Bowen, “Verilerin nerede yaşadığını ve nereye aktığını yakından takip etmeniz gerekiyor” diyor. “Veritabanındaki her alanın kaynağını etiketlemeniz gerekiyor. Yapılandırılmış ve yapılandırılmamış petabaytlarca veri aracılığıyla tutarlı bağlantılara ihtiyacınız var.”
Bowen, çoğu güvenlik yöneticisinin bu yaklaşımdan rahatsız olduğunu, çünkü veri akışı analizinin olağan görevlerinin dışında olduğunu ekliyor. “(Veri) nereye akar ve nasıl dağıtılır ve nasıl arşivlenir ve yok edilir, bu genellikle gizlilik ofisinin alanıdır” diyor. “Yaşam döngüsünün her öğesinde verileri korumanız ve izlemeniz gerekiyor.”
Bowen, kritik bir şekilde, veri komisyoncusu bilgilerinin üzerine yeni veri kümeleri oluşturulduğunda, “bu verileri ayırmanın neredeyse imkansız olduğunu vurguluyor. Tüm bunları ayırmak ve çözmek için bir yapay zeka eylemi gerekir.”
Yapay Zekayı Çalıştırmak
Bu AI noktası, tam olarak diğer bazı veri uzmanlarının bu argümanın yöneldiğini gördüğü yerdir. ChatGPT gibi büyük dil modellerinin (LLM’ler) sınırsız analitik çabalarıyla verileri izleyebileceğini tahmin ediyorlar. 2-5 yıl içinde, LLM yaklaşımı düzenleyicilerin buna güvenmesi için yeterince etkili olabilir.

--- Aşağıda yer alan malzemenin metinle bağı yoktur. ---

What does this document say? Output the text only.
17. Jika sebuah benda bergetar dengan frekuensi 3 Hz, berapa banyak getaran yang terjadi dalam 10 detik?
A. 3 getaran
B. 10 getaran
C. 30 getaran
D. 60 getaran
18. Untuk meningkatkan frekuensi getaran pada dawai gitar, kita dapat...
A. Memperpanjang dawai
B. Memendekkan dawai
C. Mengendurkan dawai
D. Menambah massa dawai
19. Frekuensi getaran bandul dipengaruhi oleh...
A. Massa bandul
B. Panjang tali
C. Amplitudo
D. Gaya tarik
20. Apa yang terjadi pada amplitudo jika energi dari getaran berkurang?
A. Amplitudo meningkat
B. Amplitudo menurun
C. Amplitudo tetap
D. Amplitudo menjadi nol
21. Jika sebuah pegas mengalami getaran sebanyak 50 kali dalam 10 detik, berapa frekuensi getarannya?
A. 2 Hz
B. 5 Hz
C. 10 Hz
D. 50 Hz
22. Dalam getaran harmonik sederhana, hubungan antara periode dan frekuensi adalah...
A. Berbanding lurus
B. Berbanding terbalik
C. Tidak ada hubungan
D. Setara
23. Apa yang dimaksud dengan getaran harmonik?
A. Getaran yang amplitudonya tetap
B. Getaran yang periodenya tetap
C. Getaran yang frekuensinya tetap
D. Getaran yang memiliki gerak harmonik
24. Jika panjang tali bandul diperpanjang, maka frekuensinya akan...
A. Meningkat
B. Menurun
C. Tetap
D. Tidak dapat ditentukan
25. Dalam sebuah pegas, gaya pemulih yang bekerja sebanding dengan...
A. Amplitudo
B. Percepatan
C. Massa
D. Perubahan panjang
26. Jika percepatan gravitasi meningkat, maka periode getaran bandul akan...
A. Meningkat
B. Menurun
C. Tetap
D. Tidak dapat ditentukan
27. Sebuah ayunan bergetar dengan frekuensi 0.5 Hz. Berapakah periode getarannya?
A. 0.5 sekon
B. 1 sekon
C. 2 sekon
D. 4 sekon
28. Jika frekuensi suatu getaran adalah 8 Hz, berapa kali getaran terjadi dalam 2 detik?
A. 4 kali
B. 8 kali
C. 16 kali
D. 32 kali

Edgile danışmanlık firmasının genel müdürü Brad Smith, “Günümüzde şirketler (veri izlemenin zorluğunu) kanıt üretmemek için bir bahane olarak kullanıyor. Makine öğrenimi modellerinin ortaya çıkmasıyla artık durum böyle değil” diyor.
Smith, verilerin yaşam döngüsü boyunca ayrıntılı olarak izlenmesinin, veri komisyoncusu sorununu çözmenin anahtarı olduğunu söylüyor.
“Harici bir kuruluştan veri çektiğinizde, her zaman bir miktar sorumluluk olacaktır. Çözüm, veri soyunu sürdürmektir. Genel olarak, bilgileri taşıdığınızda, aktardığınızda veya kopyaladığınızda veya veriler bir şekilde bir sistemden diğerine dönüştüğünde. bir diğeri, bu soy bozuldu,” diyor Smith. “Büyük dil modeliyle, her veri parçası orijinal durumunda bulunur. Bu eşlemeler, oluşturdukları sinir ağında bulunur.”
Burada bulutun da kritik bir rol oynadığını ekliyor. “Yapmaları gereken tek şey, verilerini hiper ölçekli bir altyapıya taşımak. Düzenleyiciler bunun farkına vardığında ve (kurum) Azure veya AWS’ye yeterince yatırım yapmadığında, ‘Neden taşınmadınız? o platforma mı?'”
Bozulmuş Verilerden Kaçınma
Temel olarak, bazıları işletmelerin üçüncü taraf verilerini veri simsarlarından çok hızlı satın aldıklarına ve öncelikle halihazırda sahip oldukları veya doğrudan toplayabilecekleri verileri ciddi şekilde incelemeleri gerektiğine inanıyor.
“Üçüncü taraf verilerinin kalitesinin iyi olmadığına ve oldukça şüpheli bir şekilde toplandığına dair açık bir kabul var. Rıza tanımları belirsiz. Genel olarak, veri simsarlarının verilerini elde etme yöntemi, küresel gizlilik karşısında uçup gidiyor. yasalar,” diyor Forrester’da bir gizlilik analisti olan Stephanie Liu.
SailPoint’in CISO’su Rex Booth, “Sadece birkaç yıl önce mahremiyete korkunç bir saldırı olarak değerlendirilebilecek veri toplanmasını bu kadar çabuk normalleştirmemiz şok edici,” diyor. “Şimdi komisyoncularla ilgili doğru ve yanlışın tek tanımı, verilerini toplarken yasaları çiğneyip çiğnemedikleridir.”
CISO’lar, veri komisyoncusu sorununu çözerken, verilerin şu anda nasıl kullanıldığını ve muhtemelen bir yıl içinde nasıl kullanılacağını dikkate almalıdır. Kimin kredi veya daire alacağına karar vermek için mi kullanılıyor? Ortaya çıkan veriler müşteriler tarafından görülebiliyor mu yoksa satışların kiminle iletişime geçeceğini bilmesine yardımcı olacak veriler gibi tamamen dahili mi?
Danışmanlık şirketi Wipro’da strateji ve risk uygulamalarını yöneten kıdemli ortaklardan Saugat Sindhu, neredeyse tüm veri simsarlarının çıktıları anonimleştirilmiş bir şekilde sunduğunu, ancak bunun genellikle bu şekilde kalmadığını söylüyor. “Bir kimliği kolayca anonimleştirebilirsiniz” diyor.
Sindhu, bazı durumlarda uyumluluk çaresinin veri silmenin ötesine geçip, uygun olmayan şekilde oluşturulmuş verilerden elde edilen geliri değerlendirmeye kadar gidebileceğini söylüyor: “Bilerek yanlış bir şey yapmadınız, ancak yine de bundan kar elde ettiniz ve bu adil bir ticareti artırabilir. günün sonunda, kusurlu veriler kusurlu verilerdir.”